We’re never quite sure of where we will be taken next, never certain what a character might do, or where the conversation may swerve. This surreal unpredictability Iñárritu has cultivated elevates interactions that may have been more pedestrian in the hands of a less skilled director (‘why did we break up?’ Riggan asks his ex-wife Sylvia (Amy Ryan), for instance. ‘Because you threw a kitchen knife at me’ she replies). This comes to a head in the film’s maddeningly tense climax (and one of the greatest scenes I have seen on screen in a long time); if your fists aren’t balled up in anticipation as Riggan pounds on the door of that stage, there may be something medically wrong with you.
Speaking of elevation, there’s also the small matter of the levitating and such. Riggan’s apparent powers of telekinesis and flight – be they real or not – may be too much for some viewers to grasp, but simply suspending that disbelief and flying through New York with our beleaguered protagonist is endlessly more enjoyable than demanding an explanation for it.
Yet alongside this strand of magic realism, the film poses numerous questions about real modern life, about the nature of art and fame in a world in which the Internet is king. After Riggan is filmed pacing through Times Square in his pants after being locked out of the theatre (he is clothed for most of the movie, I promise), Sam shows him that the video has gone viral. ‘Believe it or not, this is power’, she tells him, and we know it to be true.

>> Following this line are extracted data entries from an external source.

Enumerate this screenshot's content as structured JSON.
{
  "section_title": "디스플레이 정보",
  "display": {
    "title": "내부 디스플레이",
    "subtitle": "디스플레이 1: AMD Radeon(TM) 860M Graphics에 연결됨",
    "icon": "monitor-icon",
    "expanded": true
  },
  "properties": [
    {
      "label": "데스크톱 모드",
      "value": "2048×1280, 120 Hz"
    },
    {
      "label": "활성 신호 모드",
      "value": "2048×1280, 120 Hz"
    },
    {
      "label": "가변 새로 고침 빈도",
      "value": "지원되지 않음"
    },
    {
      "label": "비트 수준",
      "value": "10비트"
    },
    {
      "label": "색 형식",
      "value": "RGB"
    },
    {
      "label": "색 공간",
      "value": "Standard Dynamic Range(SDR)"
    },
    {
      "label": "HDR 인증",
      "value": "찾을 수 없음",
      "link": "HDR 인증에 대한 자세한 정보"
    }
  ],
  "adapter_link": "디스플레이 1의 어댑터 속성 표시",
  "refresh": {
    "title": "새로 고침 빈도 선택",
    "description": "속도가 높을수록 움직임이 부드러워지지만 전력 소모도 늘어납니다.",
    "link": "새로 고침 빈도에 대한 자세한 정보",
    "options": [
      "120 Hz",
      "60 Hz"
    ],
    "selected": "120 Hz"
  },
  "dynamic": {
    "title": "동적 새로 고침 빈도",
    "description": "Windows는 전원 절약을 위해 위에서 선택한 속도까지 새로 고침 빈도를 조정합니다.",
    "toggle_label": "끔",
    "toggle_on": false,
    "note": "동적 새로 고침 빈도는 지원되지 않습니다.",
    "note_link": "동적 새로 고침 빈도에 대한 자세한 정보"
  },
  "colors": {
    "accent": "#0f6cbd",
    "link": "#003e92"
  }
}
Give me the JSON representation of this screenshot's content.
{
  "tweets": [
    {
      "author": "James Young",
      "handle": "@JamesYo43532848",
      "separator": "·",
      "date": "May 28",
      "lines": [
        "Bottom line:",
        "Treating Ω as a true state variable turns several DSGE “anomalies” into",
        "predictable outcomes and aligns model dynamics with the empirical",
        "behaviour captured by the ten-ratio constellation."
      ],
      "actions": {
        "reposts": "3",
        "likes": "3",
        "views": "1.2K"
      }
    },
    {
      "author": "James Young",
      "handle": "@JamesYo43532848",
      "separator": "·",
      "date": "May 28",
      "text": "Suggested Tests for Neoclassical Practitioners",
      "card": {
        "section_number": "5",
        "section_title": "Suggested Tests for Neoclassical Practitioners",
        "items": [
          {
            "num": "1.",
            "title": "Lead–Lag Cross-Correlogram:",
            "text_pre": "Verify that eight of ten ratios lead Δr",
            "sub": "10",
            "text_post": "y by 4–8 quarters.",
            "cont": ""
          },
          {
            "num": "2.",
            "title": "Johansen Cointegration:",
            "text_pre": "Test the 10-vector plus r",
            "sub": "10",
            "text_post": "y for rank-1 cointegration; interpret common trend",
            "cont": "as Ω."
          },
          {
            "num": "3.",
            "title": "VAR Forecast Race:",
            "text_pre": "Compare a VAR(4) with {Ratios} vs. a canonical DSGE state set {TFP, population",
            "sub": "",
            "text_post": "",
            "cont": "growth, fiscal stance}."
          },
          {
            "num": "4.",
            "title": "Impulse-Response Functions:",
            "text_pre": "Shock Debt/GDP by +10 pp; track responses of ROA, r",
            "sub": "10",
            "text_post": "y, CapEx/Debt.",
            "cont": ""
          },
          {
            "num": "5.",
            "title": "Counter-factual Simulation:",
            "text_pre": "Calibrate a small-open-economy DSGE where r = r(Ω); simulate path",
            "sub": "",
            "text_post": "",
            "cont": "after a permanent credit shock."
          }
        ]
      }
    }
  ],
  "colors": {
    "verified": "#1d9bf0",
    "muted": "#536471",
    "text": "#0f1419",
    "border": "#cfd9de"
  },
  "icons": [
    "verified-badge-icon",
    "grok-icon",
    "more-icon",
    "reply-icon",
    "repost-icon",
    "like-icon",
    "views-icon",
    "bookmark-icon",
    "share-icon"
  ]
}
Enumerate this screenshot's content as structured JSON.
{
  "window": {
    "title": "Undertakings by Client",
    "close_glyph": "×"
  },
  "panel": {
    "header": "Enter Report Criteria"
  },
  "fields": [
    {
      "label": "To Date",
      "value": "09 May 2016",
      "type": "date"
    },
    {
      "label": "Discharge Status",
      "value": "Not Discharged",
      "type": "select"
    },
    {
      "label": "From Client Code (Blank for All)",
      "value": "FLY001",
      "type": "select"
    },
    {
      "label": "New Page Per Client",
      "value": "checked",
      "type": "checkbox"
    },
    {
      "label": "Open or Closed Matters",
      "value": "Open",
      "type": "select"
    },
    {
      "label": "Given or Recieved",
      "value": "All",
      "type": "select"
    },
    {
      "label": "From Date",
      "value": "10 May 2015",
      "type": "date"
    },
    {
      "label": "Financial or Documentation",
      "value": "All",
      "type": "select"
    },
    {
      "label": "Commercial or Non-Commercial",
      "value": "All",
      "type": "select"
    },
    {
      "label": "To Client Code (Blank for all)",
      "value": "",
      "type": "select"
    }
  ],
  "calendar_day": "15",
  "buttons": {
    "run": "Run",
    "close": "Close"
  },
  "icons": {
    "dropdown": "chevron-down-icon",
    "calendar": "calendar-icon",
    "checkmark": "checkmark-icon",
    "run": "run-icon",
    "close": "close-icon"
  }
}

But where does real power for Riggan lie? In Broadway or in Birdman? With commercial success or cultural integrity? The movie itself seems to have performed that rare feat of combining both; I saw the film in my hometown’s cinema, which usually offers much more mainstream fodder, so to see such a packed screening watching something so unorthodox was a heartening sight. Rarely does a film so dizzyingly and delightfully odd make such an impression on the commercial market, so go out and see it before it’s too late. You’ll laugh, you’ll cry, you’ll believe a man can fly (you might get a headache too, but you’ll be happy about it). Whether Riggan succeeds or not, you’ll have to watch to see. But Iñárritu? Well, he may have just ascended.